I hope you are enjoying the content I publish on my blog. If you feel compelled and are financially able to, I would greatly appreciate anything you could contribute to my Patreon. I will take it as your way of saying thanks and put that money towards growing the site in a slight manner.
Utopia Series 2, Episode 6 (2014)
Written by Dennis Kelly
Directed by Sam Donovan
The ending is finally here. The story, at least in the U.K. version, doesn’t continue from this point, so we have to examine what we are left with. In many ways, this episode is less the ending of the story than the aftermath of episode five. The core story of Carvel, his children, and Milner is over now and as this last chapter opens they are in a state of shock, the clock still counting down for the release of the Russian flu. In many ways this finale is focused around the idea of what happens with an extreme ideology is carried out to its inevitable ends.
Terrence, the sleeper, has awakened and is getting ready to meet up with his contacts and receive the locations of the canisters containing the virus. He delivers a monologue to a mother caring for her ill child in a bus terminal. In this speech, he lays out the Network’s clear ideological case, and it feels like he is rational and reasonable. But the Network has never taken into account alternate theories. The ideas of the Network are based on Malthusianism, which claims population is potentially exponential in growth while resources are linear. The only solution would be to curtail reproduction and allow pressure to be taken off of essential resources.

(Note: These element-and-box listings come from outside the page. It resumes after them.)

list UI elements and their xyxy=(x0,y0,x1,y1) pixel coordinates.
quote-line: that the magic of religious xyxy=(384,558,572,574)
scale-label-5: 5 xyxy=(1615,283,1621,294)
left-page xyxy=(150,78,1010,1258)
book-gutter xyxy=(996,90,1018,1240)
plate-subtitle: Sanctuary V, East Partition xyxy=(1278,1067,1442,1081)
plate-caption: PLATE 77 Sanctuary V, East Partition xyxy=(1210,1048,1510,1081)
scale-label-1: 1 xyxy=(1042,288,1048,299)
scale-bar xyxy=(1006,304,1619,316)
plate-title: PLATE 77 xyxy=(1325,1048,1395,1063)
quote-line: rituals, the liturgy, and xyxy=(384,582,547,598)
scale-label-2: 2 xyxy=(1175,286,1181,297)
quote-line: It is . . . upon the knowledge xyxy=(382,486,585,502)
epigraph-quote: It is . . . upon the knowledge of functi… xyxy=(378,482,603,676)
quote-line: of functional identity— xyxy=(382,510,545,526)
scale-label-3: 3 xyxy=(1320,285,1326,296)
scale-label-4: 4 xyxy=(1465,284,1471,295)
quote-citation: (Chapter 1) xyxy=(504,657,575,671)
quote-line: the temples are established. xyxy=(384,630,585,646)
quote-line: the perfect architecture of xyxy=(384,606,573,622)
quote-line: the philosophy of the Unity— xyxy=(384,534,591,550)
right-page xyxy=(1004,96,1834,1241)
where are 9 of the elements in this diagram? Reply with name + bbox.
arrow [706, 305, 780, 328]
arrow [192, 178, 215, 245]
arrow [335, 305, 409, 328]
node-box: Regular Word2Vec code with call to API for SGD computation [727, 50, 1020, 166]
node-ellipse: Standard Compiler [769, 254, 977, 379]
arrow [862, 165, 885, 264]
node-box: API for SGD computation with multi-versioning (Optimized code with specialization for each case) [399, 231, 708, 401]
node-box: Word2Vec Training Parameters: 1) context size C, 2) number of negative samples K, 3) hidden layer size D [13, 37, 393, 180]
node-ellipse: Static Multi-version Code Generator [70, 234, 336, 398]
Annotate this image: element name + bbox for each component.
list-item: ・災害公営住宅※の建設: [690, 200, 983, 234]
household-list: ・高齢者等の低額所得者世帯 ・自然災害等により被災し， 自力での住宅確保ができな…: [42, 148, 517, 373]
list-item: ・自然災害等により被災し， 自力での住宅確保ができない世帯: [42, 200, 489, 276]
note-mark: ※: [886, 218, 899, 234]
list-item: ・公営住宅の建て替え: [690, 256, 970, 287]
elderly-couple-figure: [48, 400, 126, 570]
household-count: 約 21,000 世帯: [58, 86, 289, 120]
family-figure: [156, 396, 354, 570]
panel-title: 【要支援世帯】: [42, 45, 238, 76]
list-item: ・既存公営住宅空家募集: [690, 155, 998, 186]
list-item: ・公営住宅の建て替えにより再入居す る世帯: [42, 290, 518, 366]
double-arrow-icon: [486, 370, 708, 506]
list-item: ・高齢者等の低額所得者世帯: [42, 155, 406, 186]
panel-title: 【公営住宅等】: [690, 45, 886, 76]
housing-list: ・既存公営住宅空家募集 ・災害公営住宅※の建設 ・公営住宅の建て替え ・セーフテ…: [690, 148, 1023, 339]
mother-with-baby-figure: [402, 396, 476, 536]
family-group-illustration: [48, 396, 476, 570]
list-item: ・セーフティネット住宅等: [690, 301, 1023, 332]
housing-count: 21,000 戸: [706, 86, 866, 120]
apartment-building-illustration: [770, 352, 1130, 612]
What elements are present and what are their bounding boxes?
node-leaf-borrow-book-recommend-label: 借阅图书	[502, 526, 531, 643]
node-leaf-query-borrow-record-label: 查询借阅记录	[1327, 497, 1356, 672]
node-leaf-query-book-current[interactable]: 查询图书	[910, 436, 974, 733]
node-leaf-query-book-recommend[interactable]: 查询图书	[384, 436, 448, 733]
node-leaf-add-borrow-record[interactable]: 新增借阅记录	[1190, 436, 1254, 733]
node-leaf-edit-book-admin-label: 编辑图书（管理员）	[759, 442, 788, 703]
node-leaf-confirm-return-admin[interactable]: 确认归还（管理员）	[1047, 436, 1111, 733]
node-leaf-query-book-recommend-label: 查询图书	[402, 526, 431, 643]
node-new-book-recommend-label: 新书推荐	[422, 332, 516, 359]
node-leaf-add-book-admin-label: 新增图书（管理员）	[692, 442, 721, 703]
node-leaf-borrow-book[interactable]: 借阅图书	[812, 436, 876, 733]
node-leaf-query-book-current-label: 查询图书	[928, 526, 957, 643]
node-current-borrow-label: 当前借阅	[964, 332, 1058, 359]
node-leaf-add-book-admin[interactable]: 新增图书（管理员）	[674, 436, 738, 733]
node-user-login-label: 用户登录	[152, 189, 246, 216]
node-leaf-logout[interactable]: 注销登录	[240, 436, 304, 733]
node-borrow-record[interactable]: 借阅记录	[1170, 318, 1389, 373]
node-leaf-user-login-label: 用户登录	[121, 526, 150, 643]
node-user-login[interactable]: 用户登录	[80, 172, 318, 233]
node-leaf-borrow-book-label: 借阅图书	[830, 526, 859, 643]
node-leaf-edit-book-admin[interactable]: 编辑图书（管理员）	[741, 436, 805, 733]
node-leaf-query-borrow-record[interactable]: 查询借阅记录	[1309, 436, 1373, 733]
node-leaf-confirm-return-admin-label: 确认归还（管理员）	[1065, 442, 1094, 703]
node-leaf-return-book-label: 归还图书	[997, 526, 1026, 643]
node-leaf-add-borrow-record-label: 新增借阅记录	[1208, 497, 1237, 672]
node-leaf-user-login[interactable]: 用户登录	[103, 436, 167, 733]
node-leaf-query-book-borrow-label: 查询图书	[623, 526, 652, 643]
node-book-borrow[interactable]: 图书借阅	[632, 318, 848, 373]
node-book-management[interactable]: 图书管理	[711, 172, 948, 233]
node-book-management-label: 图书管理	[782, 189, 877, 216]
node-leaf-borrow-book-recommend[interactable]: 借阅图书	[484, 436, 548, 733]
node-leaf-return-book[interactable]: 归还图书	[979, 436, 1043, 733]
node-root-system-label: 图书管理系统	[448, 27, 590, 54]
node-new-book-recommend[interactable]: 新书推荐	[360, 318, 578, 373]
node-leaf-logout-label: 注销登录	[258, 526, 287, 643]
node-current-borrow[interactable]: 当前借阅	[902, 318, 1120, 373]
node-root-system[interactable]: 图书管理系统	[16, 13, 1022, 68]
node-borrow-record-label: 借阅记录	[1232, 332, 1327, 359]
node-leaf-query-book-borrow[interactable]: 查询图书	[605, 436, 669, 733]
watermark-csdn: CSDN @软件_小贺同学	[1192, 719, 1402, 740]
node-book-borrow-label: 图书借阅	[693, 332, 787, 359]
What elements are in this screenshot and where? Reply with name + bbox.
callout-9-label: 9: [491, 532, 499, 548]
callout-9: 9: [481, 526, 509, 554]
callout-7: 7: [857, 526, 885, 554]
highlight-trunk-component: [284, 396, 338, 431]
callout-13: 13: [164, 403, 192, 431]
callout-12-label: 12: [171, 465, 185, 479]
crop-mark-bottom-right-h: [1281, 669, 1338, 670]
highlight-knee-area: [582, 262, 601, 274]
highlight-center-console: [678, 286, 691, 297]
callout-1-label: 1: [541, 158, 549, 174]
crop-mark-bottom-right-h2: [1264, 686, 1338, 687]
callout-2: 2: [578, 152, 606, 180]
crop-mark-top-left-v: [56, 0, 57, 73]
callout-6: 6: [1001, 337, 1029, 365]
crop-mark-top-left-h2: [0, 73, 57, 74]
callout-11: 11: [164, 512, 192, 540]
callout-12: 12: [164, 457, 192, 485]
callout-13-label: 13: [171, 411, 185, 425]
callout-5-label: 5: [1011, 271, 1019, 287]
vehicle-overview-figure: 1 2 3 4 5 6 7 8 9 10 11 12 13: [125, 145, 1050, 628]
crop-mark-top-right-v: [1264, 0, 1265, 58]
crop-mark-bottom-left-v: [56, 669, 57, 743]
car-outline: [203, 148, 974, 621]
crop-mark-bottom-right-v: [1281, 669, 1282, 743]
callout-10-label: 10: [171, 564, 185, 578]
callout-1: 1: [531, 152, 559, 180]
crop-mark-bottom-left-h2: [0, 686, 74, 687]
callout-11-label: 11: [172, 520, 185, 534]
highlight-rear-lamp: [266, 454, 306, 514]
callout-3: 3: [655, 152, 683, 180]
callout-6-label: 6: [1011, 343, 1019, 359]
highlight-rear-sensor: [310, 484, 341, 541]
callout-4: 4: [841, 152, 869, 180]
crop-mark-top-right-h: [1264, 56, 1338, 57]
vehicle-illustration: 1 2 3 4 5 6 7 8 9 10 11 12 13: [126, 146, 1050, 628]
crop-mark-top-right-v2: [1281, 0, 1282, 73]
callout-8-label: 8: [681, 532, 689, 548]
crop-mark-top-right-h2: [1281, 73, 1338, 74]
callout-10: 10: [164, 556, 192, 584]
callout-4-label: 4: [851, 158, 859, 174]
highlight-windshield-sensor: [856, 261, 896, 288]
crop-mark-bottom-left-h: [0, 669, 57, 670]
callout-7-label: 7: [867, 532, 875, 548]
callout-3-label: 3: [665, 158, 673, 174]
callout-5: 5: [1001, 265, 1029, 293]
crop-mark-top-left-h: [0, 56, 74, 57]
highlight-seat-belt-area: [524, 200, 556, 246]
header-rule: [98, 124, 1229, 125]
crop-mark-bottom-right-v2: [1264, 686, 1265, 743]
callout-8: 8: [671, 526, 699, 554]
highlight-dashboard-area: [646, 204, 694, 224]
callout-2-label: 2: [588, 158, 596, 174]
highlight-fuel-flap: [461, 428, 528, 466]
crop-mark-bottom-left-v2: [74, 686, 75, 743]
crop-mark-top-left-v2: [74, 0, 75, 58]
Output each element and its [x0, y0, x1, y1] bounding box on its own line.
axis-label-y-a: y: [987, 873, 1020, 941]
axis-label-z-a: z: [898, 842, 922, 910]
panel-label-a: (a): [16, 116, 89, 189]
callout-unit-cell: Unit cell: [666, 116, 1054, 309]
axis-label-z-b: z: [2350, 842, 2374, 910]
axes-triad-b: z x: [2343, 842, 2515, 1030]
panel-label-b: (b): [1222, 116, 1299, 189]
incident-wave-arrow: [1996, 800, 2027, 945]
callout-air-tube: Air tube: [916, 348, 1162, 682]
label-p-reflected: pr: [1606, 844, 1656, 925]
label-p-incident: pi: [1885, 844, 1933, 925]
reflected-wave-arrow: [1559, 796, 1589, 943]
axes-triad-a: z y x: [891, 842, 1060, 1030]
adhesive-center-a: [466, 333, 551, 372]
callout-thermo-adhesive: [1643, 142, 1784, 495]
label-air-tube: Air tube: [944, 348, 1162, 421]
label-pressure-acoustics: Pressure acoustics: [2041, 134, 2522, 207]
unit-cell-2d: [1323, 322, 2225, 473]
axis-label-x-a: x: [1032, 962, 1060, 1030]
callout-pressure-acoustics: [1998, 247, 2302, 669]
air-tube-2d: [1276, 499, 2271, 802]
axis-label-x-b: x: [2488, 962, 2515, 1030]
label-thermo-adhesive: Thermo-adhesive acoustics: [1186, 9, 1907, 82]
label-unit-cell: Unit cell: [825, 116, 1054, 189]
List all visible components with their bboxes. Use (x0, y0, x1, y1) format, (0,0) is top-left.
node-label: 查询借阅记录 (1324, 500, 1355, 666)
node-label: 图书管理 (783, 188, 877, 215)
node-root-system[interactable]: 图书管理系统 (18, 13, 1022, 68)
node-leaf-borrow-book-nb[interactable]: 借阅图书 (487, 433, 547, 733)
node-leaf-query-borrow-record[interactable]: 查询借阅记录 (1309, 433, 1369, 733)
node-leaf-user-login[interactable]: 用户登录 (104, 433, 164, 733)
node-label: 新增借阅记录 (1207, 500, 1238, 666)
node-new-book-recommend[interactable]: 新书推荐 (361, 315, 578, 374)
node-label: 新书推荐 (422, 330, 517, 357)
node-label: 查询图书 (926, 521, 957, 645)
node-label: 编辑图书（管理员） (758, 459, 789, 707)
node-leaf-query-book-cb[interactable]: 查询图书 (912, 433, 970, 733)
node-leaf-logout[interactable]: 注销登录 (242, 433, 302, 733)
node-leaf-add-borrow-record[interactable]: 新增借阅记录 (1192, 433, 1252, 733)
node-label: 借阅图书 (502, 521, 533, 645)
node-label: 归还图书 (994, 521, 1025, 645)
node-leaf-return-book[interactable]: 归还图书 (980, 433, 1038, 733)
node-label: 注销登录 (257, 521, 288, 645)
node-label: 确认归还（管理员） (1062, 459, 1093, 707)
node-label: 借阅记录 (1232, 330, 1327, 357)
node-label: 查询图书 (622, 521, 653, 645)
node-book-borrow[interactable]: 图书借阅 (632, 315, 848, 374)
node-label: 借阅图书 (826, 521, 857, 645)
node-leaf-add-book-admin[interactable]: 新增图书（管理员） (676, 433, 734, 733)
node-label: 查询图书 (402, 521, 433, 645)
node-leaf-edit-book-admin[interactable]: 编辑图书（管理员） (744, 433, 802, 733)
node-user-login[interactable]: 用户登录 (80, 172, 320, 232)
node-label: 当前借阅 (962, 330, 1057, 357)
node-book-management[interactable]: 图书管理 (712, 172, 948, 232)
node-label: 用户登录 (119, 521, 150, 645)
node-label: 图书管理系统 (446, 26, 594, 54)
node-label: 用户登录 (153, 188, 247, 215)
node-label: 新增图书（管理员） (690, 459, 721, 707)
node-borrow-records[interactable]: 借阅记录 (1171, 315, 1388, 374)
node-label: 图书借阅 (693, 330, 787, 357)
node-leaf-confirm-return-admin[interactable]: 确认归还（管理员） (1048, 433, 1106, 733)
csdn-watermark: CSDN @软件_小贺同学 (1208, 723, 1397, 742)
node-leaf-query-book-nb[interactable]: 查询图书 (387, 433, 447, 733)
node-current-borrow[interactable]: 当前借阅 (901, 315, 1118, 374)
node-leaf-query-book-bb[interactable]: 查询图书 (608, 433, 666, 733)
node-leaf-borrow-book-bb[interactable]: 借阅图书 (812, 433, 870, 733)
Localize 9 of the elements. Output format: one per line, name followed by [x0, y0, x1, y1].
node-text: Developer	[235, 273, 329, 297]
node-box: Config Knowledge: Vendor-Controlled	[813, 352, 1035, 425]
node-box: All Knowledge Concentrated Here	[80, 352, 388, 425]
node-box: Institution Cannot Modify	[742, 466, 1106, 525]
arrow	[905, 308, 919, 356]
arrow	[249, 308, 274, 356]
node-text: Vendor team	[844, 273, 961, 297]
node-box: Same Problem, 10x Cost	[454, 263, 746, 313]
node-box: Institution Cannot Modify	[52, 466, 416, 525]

What is interesting about Malthusianism is that it doesn’t align with a single modern political ideology. You can find people as different as socialists and feminists that believe this is a dangerous path to go down and Libertarians and social conservatives join them. Cornucopians are one group that has a clear alternative solution to the problem of limited resources. They believe that through the progress of technology and the biological sciences that matter and energy can be recycled and repurposed to make adjustments for spikes in population growth. There is also a growing school of thought that argues resources are plentiful enough but have not been globally distributed equitably. The developed nations continue to possess the majority of wealth, food, and resources on the planet and so an argument has been made that with correct redistribution the types of suffering seen in the undeveloped nations could be alleviated to some extent. But therein lies a whole other host of problems and debates. Milner stated in this series that the Network knew of no other way than using Janus, but we know that there are some alternate population control/resource distribution theories out there. She and Terrence and now Wilson are closing their minds to the idea of an alternative. Why?
Because they have inflicted trauma upon themselves in the name of the cause. Wilson is a murderer now. Milner has been responsible for the deaths of thousands. Terrence has no purpose in life other than to be the bringer of death and what he believes will be salvation. Ian is pushed into a situation this episode where he becomes a murderer, having avoided this for so long. I was a bit disappointed that the episode never dealt with the trauma Alice must have after murdering the food executive in series one. Grant kills Milner, and we don’t ever really see him coming to terms with this either. Maybe if there had been a series three?
Throughout this series, Wilson is continually told that what he is doing isn’t him. Wilson doesn’t counter this statement until episode six when he tells Ian he isn’t sure who he is anymore. The series ends on a dire and bleak note as Wilson ritually mutilates himself to have the Chinese character for Rabbit, taking the reins of power. He makes the final move to sink into the darkness of the Network’s ideology; he closes off his mind to any other form of thought. We risk our humanity and our empathy when we come to value a dogma as the most fundamental thing in our lives. When self-reflection and critical thinking is abandoned then so too goes what makes us us. Then we no longer maintain a sense of self. Instead, we’re talking points steering an empty shell.